When bash executes the second command in your script, apt-get install
tra la la, it forks a new process. Which inherits all the file descriptors of bash, including (most importantly) our good friend the pipe-which-is-stdin. This then also happens for any processes which apt-get
forks (which is, let me assure you, quite a lot). One of those, or apt-get
itself, is deciding to read stdin and write whatever it reads to stdout (or possibly stderr).
When the apt-get install
finishes, bash finds out what the next thing to execute is by reading from stdin once more. Because something else already read everything out of the pipe, though, there's nothing left, and bash figures "oh well, I guess I'm done then" and exits. Again, the pipe is empty because something else already read it dry, and everything that shares a single file descriptor shares the bounty from it.

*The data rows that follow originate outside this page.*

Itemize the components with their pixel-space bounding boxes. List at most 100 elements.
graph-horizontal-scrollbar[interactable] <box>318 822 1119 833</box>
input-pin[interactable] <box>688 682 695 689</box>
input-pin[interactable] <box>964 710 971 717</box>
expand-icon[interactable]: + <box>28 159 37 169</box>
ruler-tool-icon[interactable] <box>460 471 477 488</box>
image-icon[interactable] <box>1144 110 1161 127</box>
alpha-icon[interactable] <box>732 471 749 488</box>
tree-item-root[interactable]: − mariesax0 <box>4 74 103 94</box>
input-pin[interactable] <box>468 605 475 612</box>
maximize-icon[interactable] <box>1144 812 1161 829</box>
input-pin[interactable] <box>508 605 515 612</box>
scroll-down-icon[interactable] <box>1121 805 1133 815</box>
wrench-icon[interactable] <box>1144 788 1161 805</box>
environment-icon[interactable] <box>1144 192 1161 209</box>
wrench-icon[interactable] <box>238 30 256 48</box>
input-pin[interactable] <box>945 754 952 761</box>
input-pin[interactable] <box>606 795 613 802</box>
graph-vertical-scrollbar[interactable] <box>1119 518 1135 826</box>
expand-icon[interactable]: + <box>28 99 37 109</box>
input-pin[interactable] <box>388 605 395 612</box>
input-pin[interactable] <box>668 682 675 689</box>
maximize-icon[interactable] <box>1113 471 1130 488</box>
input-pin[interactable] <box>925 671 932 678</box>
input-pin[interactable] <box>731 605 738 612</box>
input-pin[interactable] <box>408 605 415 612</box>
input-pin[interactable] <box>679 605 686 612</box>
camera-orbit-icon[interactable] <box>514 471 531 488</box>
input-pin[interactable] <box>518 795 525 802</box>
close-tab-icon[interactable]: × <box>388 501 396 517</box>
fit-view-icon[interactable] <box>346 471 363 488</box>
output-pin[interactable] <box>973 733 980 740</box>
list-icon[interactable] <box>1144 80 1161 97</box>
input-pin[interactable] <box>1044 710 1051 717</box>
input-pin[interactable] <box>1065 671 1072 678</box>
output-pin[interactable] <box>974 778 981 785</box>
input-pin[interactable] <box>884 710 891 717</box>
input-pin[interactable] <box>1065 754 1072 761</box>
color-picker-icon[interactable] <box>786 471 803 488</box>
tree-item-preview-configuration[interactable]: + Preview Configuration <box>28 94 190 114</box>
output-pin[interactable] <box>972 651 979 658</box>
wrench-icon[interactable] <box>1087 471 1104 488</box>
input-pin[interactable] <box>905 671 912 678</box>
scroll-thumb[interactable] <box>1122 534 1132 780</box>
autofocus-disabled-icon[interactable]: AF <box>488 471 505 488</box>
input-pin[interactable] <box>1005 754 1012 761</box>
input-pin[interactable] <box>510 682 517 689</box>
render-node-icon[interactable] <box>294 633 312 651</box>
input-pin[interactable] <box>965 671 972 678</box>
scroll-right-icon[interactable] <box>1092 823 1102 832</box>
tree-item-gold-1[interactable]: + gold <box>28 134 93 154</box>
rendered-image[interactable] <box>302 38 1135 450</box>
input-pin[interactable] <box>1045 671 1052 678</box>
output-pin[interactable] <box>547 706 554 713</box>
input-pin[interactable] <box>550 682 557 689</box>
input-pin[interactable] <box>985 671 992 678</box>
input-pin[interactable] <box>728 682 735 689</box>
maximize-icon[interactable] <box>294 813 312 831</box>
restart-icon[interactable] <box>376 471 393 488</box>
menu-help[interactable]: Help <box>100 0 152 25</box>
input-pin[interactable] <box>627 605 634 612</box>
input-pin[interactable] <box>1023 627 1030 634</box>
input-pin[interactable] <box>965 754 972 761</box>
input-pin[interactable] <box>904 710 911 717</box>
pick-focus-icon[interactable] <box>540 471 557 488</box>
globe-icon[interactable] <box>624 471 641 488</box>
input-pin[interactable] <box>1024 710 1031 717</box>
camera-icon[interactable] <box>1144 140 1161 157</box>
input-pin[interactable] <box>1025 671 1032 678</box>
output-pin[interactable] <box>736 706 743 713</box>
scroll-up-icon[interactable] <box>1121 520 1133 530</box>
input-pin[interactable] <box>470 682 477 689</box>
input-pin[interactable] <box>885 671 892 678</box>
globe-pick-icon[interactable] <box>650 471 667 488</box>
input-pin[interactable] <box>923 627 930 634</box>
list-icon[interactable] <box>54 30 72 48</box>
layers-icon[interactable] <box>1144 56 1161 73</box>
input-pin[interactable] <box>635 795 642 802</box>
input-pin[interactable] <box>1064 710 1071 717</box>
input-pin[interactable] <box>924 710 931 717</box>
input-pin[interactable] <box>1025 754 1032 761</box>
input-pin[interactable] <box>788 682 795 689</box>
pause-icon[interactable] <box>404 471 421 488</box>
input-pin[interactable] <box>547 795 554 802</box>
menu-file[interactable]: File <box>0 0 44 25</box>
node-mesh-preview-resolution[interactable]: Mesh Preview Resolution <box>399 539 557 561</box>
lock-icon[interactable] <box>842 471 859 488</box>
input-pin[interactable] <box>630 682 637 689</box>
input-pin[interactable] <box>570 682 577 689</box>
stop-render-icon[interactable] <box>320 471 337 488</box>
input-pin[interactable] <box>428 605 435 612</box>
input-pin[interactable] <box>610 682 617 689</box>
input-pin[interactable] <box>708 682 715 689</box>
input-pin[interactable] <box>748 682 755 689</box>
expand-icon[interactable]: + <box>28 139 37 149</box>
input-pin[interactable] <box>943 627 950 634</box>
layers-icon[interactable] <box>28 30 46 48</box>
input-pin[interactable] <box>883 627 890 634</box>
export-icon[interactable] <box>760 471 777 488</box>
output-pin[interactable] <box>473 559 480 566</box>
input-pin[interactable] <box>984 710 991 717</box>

The solution to the "shared stdin" problem is, unsurprisingly, to stop passing stdin around like a bong at a frat party. Since you can't stop fork
(2) from automatically giving everyone the same file descriptors, you need to tell bash, instead, to give apt-get
(and anything else taking an illicit sip from that sweet, sweet pipe) something else to toke on, instead. The easiest thing to give is /dev/null
-- that ever-faithful, never-full, source of all your "Dave's not here, man" delights. That is the domain of "input redirection", which is what the </dev/null
does -- it says, "hey bash, before you exec
that apt-get
, swap out stdin (file descriptor 0) with the file descriptor you get from opening /dev/null
".
An exercise for the reader, to finish off: try putting </dev/zero
after the apt-get install
command, and explain why what happens happens.